Hudson Pereira é nascido no Rio de Janeiro, em 1986. Poeta e Professor, formado em Letras pela Universidade do Estado do Rio de Janeiro (UERJ), ganhou menção honrosa na categoria Poesia, do Prêmio UFF de Literatura, em 2014. É autor de dois livros: “Café Expresso e Outros Poemas”, de 2016, e que recentemente ganhou nova edição, e “a tempestade vem por dentro”, de 2020. Já participou de importantes antologias nacionais, além de fanzines.

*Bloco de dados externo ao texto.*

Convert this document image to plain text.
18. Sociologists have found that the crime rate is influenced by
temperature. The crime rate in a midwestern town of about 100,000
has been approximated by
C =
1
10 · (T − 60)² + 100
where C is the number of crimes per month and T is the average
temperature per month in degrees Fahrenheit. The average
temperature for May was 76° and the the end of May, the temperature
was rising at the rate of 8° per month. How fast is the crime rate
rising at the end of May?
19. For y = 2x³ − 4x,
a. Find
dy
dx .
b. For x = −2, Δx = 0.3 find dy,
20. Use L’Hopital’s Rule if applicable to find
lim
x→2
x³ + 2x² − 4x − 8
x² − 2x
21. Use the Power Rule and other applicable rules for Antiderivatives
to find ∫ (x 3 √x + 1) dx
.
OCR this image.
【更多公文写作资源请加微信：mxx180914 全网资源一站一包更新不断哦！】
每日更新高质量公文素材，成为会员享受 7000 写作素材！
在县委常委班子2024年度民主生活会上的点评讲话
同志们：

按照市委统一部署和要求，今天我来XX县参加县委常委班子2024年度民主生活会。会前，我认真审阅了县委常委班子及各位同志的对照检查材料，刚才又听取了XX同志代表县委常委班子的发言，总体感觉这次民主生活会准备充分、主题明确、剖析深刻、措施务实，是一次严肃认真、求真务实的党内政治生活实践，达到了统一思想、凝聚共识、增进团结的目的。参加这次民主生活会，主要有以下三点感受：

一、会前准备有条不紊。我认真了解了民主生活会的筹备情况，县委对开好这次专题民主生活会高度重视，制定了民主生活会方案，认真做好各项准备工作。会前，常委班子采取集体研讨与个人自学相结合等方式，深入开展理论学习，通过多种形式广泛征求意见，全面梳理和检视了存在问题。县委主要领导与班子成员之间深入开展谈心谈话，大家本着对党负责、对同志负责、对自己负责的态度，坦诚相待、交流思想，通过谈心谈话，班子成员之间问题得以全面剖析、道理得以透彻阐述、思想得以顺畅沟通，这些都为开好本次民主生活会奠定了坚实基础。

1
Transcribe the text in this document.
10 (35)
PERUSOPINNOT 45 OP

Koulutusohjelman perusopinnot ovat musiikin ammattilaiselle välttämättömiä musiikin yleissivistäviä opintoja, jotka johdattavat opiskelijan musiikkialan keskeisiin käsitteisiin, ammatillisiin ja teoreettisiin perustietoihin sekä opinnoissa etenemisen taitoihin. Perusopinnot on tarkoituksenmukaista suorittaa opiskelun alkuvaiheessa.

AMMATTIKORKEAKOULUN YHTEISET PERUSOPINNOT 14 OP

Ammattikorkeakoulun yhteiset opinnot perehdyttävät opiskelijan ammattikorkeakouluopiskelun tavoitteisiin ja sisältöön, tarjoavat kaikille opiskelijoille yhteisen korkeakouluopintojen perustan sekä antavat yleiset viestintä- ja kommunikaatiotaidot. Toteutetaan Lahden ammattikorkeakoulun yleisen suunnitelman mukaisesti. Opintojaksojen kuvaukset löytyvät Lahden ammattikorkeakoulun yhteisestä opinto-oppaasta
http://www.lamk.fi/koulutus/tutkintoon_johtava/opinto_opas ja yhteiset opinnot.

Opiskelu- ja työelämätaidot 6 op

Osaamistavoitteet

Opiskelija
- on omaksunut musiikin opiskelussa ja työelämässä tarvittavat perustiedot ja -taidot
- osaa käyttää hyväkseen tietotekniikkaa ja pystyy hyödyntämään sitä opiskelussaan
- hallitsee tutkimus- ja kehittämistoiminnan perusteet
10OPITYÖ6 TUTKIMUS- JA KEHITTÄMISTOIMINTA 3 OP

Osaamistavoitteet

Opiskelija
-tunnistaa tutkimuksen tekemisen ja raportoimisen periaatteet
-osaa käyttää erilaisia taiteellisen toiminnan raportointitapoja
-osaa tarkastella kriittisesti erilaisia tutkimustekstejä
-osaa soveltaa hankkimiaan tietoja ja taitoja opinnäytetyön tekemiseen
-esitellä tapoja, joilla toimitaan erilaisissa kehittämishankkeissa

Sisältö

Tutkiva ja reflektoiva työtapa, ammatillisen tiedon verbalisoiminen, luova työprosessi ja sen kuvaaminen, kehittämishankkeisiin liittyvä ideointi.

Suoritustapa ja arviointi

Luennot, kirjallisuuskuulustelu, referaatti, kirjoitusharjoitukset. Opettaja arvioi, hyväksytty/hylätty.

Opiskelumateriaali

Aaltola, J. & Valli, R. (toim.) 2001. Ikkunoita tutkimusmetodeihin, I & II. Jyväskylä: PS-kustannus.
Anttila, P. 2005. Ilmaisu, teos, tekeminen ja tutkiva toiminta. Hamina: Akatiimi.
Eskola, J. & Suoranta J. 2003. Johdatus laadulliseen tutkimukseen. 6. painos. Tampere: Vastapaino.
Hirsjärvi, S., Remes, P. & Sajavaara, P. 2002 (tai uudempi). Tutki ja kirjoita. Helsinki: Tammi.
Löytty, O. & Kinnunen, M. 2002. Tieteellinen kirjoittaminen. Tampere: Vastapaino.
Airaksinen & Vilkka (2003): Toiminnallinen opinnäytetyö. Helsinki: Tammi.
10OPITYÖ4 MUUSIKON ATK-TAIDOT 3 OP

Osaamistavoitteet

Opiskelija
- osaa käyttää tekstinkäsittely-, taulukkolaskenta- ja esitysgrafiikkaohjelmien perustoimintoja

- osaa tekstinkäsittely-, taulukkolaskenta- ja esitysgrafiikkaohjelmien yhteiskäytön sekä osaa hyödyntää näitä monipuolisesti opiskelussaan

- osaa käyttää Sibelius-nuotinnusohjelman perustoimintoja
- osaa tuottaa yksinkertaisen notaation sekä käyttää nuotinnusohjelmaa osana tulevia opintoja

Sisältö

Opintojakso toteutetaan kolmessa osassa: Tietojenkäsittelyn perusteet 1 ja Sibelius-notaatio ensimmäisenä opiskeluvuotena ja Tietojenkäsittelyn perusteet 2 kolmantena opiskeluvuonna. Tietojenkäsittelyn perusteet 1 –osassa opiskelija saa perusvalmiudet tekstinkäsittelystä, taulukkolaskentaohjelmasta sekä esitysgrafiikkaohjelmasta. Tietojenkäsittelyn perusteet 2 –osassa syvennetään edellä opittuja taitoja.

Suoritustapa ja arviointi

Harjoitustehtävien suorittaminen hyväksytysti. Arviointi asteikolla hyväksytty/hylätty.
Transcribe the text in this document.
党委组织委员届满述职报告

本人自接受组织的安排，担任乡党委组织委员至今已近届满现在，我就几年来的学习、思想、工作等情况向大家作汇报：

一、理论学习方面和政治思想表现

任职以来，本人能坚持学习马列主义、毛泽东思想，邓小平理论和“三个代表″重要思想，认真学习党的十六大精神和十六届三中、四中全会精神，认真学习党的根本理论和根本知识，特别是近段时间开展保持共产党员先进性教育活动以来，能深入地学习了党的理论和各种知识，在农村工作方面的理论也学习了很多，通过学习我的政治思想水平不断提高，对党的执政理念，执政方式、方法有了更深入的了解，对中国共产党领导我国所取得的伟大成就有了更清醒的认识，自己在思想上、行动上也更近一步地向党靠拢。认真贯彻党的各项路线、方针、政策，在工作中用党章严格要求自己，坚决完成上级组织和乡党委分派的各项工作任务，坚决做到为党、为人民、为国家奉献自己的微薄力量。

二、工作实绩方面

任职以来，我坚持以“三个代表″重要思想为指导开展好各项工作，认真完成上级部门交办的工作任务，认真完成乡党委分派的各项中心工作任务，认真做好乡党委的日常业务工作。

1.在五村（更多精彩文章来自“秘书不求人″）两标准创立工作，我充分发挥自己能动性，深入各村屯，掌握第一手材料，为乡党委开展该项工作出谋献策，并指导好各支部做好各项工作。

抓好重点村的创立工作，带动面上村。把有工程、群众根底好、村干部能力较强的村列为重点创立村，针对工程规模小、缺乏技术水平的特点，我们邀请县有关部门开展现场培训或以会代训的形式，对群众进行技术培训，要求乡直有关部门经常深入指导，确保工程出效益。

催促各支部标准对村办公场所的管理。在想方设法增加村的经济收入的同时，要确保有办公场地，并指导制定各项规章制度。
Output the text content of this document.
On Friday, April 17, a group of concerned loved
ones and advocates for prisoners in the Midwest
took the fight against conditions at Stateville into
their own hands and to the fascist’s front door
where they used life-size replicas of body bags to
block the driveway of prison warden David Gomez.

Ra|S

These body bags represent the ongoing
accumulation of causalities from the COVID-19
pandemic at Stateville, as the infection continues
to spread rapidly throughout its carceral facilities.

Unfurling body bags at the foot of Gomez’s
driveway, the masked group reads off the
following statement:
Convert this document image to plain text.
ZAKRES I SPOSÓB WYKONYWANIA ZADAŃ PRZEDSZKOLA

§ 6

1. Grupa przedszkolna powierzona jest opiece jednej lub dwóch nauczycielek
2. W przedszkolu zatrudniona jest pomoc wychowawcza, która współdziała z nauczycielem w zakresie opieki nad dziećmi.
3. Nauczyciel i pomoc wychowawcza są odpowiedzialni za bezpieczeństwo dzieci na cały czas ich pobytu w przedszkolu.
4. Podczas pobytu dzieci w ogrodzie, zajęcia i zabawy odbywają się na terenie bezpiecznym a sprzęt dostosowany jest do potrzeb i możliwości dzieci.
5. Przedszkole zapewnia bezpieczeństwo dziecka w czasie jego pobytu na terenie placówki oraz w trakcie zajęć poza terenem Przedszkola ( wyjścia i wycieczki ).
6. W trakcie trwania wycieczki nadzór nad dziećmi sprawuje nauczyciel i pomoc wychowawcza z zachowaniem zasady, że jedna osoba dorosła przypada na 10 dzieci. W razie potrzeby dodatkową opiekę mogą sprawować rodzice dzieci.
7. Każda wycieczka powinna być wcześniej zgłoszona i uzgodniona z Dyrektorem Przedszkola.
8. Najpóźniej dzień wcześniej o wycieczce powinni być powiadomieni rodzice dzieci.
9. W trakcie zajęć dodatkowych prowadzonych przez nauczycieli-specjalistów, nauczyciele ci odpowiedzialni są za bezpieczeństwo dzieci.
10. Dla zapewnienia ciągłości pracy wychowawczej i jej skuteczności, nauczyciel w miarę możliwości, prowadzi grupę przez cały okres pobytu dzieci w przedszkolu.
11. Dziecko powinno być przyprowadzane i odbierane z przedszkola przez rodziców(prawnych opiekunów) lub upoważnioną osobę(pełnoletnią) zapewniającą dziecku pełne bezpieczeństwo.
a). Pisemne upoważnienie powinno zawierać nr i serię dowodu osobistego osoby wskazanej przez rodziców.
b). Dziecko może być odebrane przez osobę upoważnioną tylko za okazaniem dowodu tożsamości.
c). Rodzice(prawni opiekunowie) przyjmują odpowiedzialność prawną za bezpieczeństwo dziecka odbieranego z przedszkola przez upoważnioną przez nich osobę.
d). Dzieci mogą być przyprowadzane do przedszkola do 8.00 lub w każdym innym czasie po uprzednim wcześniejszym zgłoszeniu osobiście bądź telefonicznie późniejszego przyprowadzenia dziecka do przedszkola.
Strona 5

Também escreve para diversos blogs,  onde expõe boa parte de suas obras.

corpo narcótico

o corpo é ilegal
o corpo é imoral
o corpo é contraventor de intenções
o corpo contrabandeando ilusões
o corpo é político e doutrinador

o tesão muda o rumo da pátria
o desejo assume uma nova prática

mil novecentos e cinquenta,
parece que ainda estamos

conscientes ou não
dopados ou não
nos entregamos

no crime que é ser
como somos.

os dias se tornam mais árduos com o passar dos anos

os dias se tornam mais árduos
com o passar dos anos
e os anos se tornam mais curtos
com o erguer dos muros
e os muros se tornam mais altos
com o soar dos alarmes
e os alarmes ficam mais frequentes
com o ranger dos dentes
e mais dentes foram quebrados
com o perfurar dos dados
e mais dardos foram lançados
com o cair dos alvos
e mais alvos foram abatidos
com a ascensão dos mitos
e mais mitos foram forjados
com a proliferação dos ratos
e mais imundo ficou o mundo
e mais obstruídas as engrenagens

eles contaminam nossa água,
mas não minam nossa coragem.

corpus christi

tudo que é vivo
é mais vivo ainda quando olhado de perto
as formigas,
as rugas nos cantos dos olhos,
o cu, a gengiva,
os nossos poros,
tudo se expande e acaba não parecendo o que é

mas um corpo morto não é
para ser visto de perto
ele já não é, nem virá a ser
e nem continua o que foi ao certo

talvez por isso, a gente não se espante tanto
com um corpo morto no meio do caminho,
e desvie dele pela rua como de um objeto aparente
a gente esquece que ali teve vida
a gente esquece que aquilo é a gente.

equilíbrio instável
para Paul Klee

simbolicamente
estamos todos presos
ora aos gritos, ora ofegantes
mas, jamais ilesos

a vida se revela uma
obra de arte incompreensível
um zeitgeist absurdamente perturbador
e nada verossímil

realisticamente
estamos também presos
numa redoma invisível
de incontáveis pesadelos

e o que talvez nos redima
o que talvez nos acalme
quem sabe nos explique e nos salve

seja essa incompreendida
e subestimada arma
chamada arte.

*Poemas do livro “a tempestade vem por dentro”, Dowslley Editora, 2020.

CONTATO

seu corpo
sobre o meu
se espalha
feito
água
da chuva
na calha.

CAFÉ EXPRESSO

Num dia de frio e céu pálido
é a melancolia que fala
enquanto caminho calado
pela Avenida Rio Branco
buscando um certo encanto
nesse inverno sarcástico.
Sou o carioca que
gosta do tempo nublado, e
perambula em silêncio
no centro da cidade,
fumando um cigarro
atrás do outro
para aliviar o desconforto
sem sucesso,
e que senta num Café na
Cinelândia e pede um expresso.
Vejo assim o seu nome nas luzes de
néon.
Vejo assim seu rosto nos cartazes do
Odeon.

*Poemas do livro “Café Expresso e outros poemas”, Dowslley Editora, 2021.